Ähnlich wie in Bayern soll auch im benachbarten Sachsen die Polizeiarbeit schon weiter ins potenziell kriminelle Vorfeld verlagert werden. Um Straftaten zu vereiteln, plane man "ein ganzes Bündel neuer oder erweiterter" Kompetenzen für die Ermittler, erklärte das federführende sächsische Innenministerium Mitte der Woche. Die Regierung des Freistaats habe dazu eine Gesetzesreform auf den Weg gebracht, um das Polizeirecht umfassend zu modernisieren und an "aktuelle Erfordernisse für mehr Sicherheit" anzupassen. So soll der Polizei etwa eine "präventive Telekommunikationsüberwachung" erlaubt werden.

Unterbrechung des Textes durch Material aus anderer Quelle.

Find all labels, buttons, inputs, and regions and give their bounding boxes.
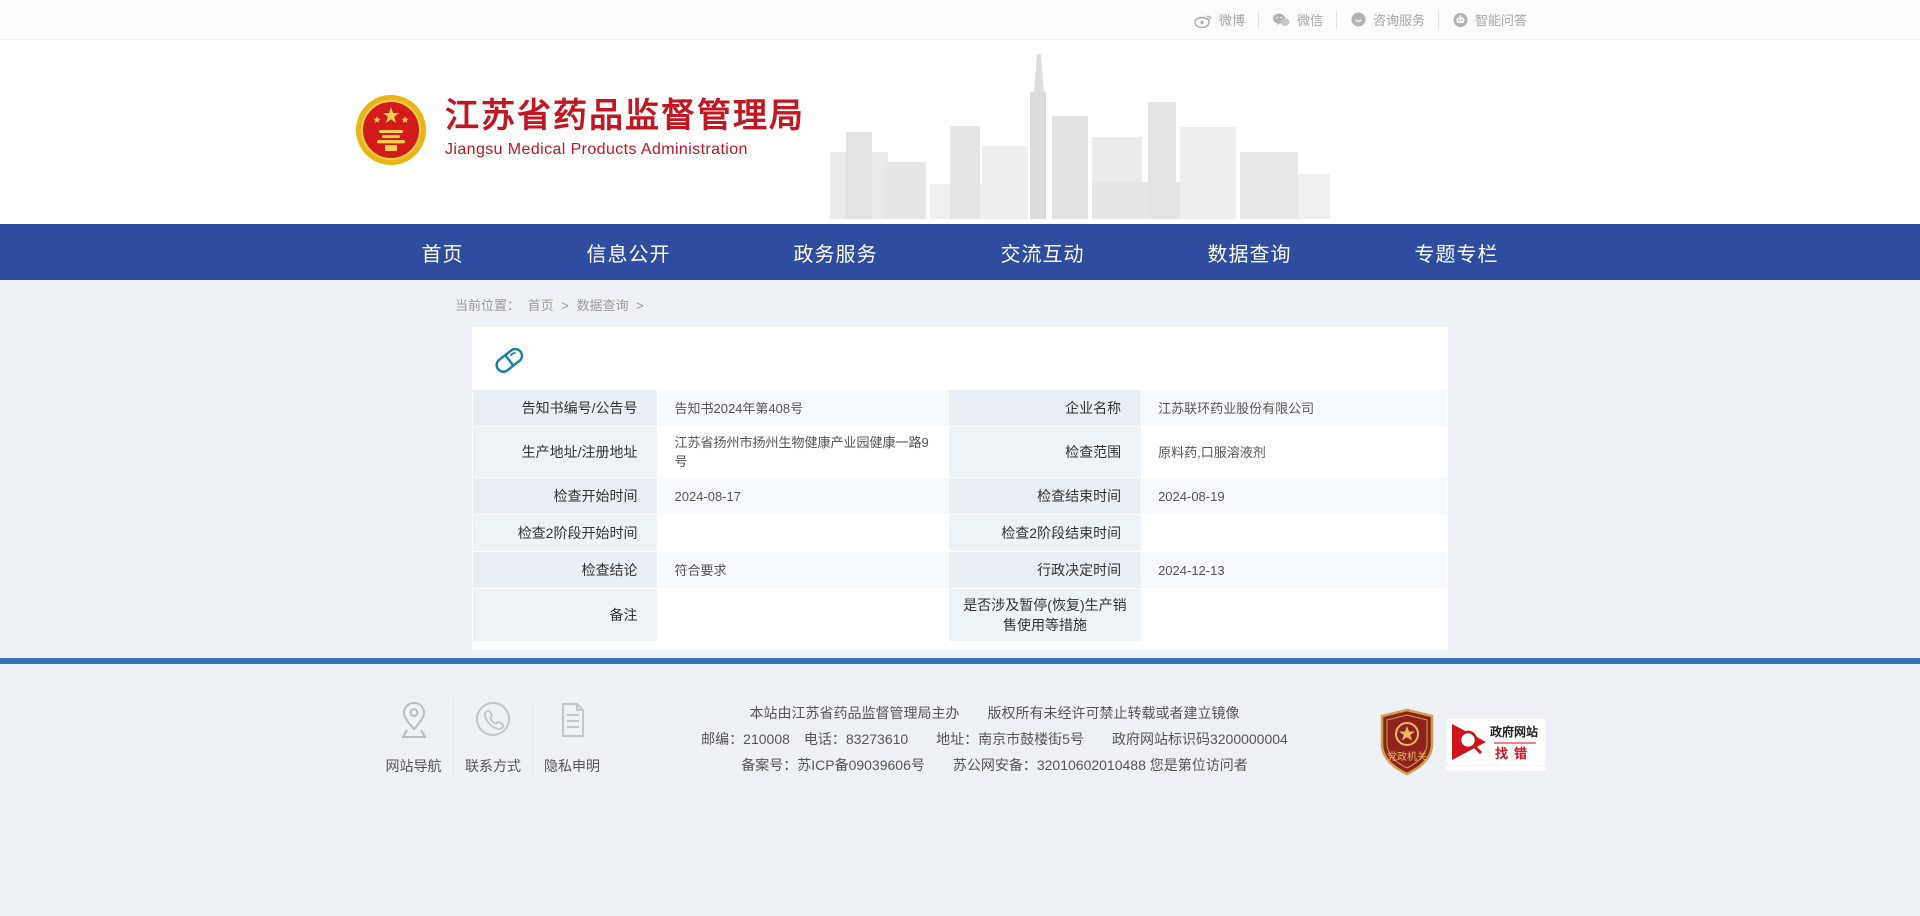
breadcrumb-prefix: 当前位置： — [455, 298, 520, 313]
footer-link-contact[interactable]: 联系方式 — [453, 700, 532, 776]
breadcrumb: 当前位置： 首页 > 数据查询 > — [455, 280, 1465, 327]
footer-link-site-map[interactable]: 网站导航 — [374, 700, 453, 776]
svg-text:党政机关: 党政机关 — [1387, 750, 1427, 763]
topbar-item-weibo[interactable]: 微博 — [1181, 11, 1258, 29]
cell-label: 生产地址/注册地址 — [473, 427, 657, 477]
cell-label: 备注 — [473, 589, 657, 641]
cell-label: 行政决定时间 — [949, 552, 1141, 588]
phone-icon — [454, 700, 532, 744]
pill-icon — [490, 341, 1448, 379]
top-utility-bar: 微博 微信 咨询服务 智能问答 — [0, 0, 1920, 40]
nav-item-info-disclosure[interactable]: 信息公开 — [577, 234, 681, 271]
national-emblem-icon — [355, 94, 427, 166]
nav-item-special-topics[interactable]: 专题专栏 — [1405, 234, 1509, 271]
cell-value — [1142, 515, 1447, 551]
footer-line-host: 本站由江苏省药品监督管理局主办 版权所有未经许可禁止转载或者建立镜像 — [627, 700, 1362, 726]
cell-label: 检查开始时间 — [473, 478, 657, 514]
svg-text:找错: 找错 — [1495, 746, 1533, 761]
nav-item-data-query[interactable]: 数据查询 — [1198, 234, 1302, 271]
nav-item-gov-services[interactable]: 政务服务 — [784, 234, 888, 271]
gov-site-error-report-badge[interactable]: 政府网站 找错 — [1446, 718, 1546, 771]
footer-link-label: 网站导航 — [374, 756, 453, 776]
site-logo[interactable]: 江苏省药品监督管理局 Jiangsu Medical Products Admi… — [355, 40, 1565, 166]
cell-label: 告知书编号/公告号 — [473, 390, 657, 426]
footer-line-contact: 邮编：210008 电话：83273610 地址：南京市鼓楼街5号 政府网站标识… — [627, 726, 1362, 752]
topbar-item-label: 咨询服务 — [1373, 10, 1425, 29]
topbar-item-label: 微博 — [1219, 10, 1245, 29]
breadcrumb-separator: > — [561, 298, 569, 313]
inspection-detail-card: 告知书编号/公告号 告知书2024年第408号 企业名称 江苏联环药业股份有限公… — [472, 327, 1448, 650]
party-gov-badge[interactable]: 党政机关 — [1378, 708, 1436, 781]
main-nav: 首页 信息公开 政务服务 交流互动 数据查询 专题专栏 — [0, 224, 1920, 280]
cell-value — [658, 515, 947, 551]
topbar-item-smart-qa[interactable]: 智能问答 — [1438, 11, 1540, 29]
table-row: 告知书编号/公告号 告知书2024年第408号 企业名称 江苏联环药业股份有限公… — [473, 390, 1447, 426]
cell-label: 检查结论 — [473, 552, 657, 588]
topbar-item-wechat[interactable]: 微信 — [1258, 11, 1336, 29]
document-icon — [533, 700, 611, 744]
footer-link-label: 隐私申明 — [533, 756, 611, 776]
nav-item-interaction[interactable]: 交流互动 — [991, 234, 1095, 271]
breadcrumb-separator: > — [636, 298, 644, 313]
site-title: 江苏省药品监督管理局 — [445, 96, 805, 136]
site-subtitle: Jiangsu Medical Products Administration — [445, 141, 805, 159]
cell-value: 江苏省扬州市扬州生物健康产业园健康一路9号 — [658, 427, 947, 477]
breadcrumb-section-link[interactable]: 数据查询 — [577, 298, 629, 313]
footer-link-label: 联系方式 — [454, 756, 532, 776]
footer-line-icp: 备案号：苏ICP备09039606号 苏公网安备：32010602010488 … — [627, 752, 1362, 778]
topbar-item-label: 智能问答 — [1475, 10, 1527, 29]
table-row: 检查结论 符合要求 行政决定时间 2024-12-13 — [473, 552, 1447, 588]
cell-value — [1142, 589, 1447, 641]
table-row: 检查开始时间 2024-08-17 检查结束时间 2024-08-19 — [473, 478, 1447, 514]
cell-value: 原料药,口服溶液剂 — [1142, 427, 1447, 477]
chat-bubble-icon — [1350, 12, 1367, 28]
cell-label: 检查结束时间 — [949, 478, 1141, 514]
cell-value: 2024-08-19 — [1142, 478, 1447, 514]
table-row: 生产地址/注册地址 江苏省扬州市扬州生物健康产业园健康一路9号 检查范围 原料药… — [473, 427, 1447, 477]
inspection-table: 告知书编号/公告号 告知书2024年第408号 企业名称 江苏联环药业股份有限公… — [472, 389, 1448, 642]
topbar-item-label: 微信 — [1297, 10, 1323, 29]
topbar-item-consult[interactable]: 咨询服务 — [1336, 11, 1438, 29]
cell-label: 检查2阶段开始时间 — [473, 515, 657, 551]
nav-item-home[interactable]: 首页 — [412, 234, 474, 271]
table-row: 备注 是否涉及暂停(恢复)生产销售使用等措施 — [473, 589, 1447, 641]
svg-text:政府网站: 政府网站 — [1490, 724, 1538, 739]
cell-label: 企业名称 — [949, 390, 1141, 426]
breadcrumb-home-link[interactable]: 首页 — [528, 298, 554, 313]
cell-label: 检查范围 — [949, 427, 1141, 477]
robot-icon — [1452, 12, 1469, 28]
footer-link-privacy[interactable]: 隐私申明 — [532, 700, 611, 776]
cell-value: 江苏联环药业股份有限公司 — [1142, 390, 1447, 426]
cell-value: 告知书2024年第408号 — [658, 390, 947, 426]
weibo-icon — [1194, 12, 1213, 28]
cell-value: 2024-12-13 — [1142, 552, 1447, 588]
map-pin-icon — [374, 700, 453, 744]
wechat-icon — [1272, 12, 1291, 28]
table-row: 检查2阶段开始时间 检查2阶段结束时间 — [473, 515, 1447, 551]
cell-label: 检查2阶段结束时间 — [949, 515, 1141, 551]
cell-label: 是否涉及暂停(恢复)生产销售使用等措施 — [949, 589, 1141, 641]
cell-value — [658, 589, 947, 641]
cell-value: 符合要求 — [658, 552, 947, 588]
site-footer: 网站导航 联系方式 隐私申明 本站由江苏省药品监督管理局主办 版权所有未经许可禁… — [0, 664, 1920, 781]
site-header: 江苏省药品监督管理局 Jiangsu Medical Products Admi… — [0, 40, 1920, 224]
cell-value: 2024-08-17 — [658, 478, 947, 514]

Generell geht es der schwarz-roten Regierung in Dresden nach eigenen Angaben um bessere "Maßnahmen zur Abwehr terroristischer Gefahren sowie zur Bekämpfung organisierter und auch grenzüberschreitender Kriminalität". Dazu gehörten "breitere Observationsmöglichkeiten, neue Durchsuchungsbefugnisse sowie strafbewehrte Aufenthaltsanordnungen und Kontaktverbote". Die Videoüberwachung soll deutlich verschärft werden vor allem "auf Verkehrsrouten, die der grenzüberschreitenden Kriminalität zur Verschiebung von Diebesgut oder als Tatorte des Menschenhandels dienen".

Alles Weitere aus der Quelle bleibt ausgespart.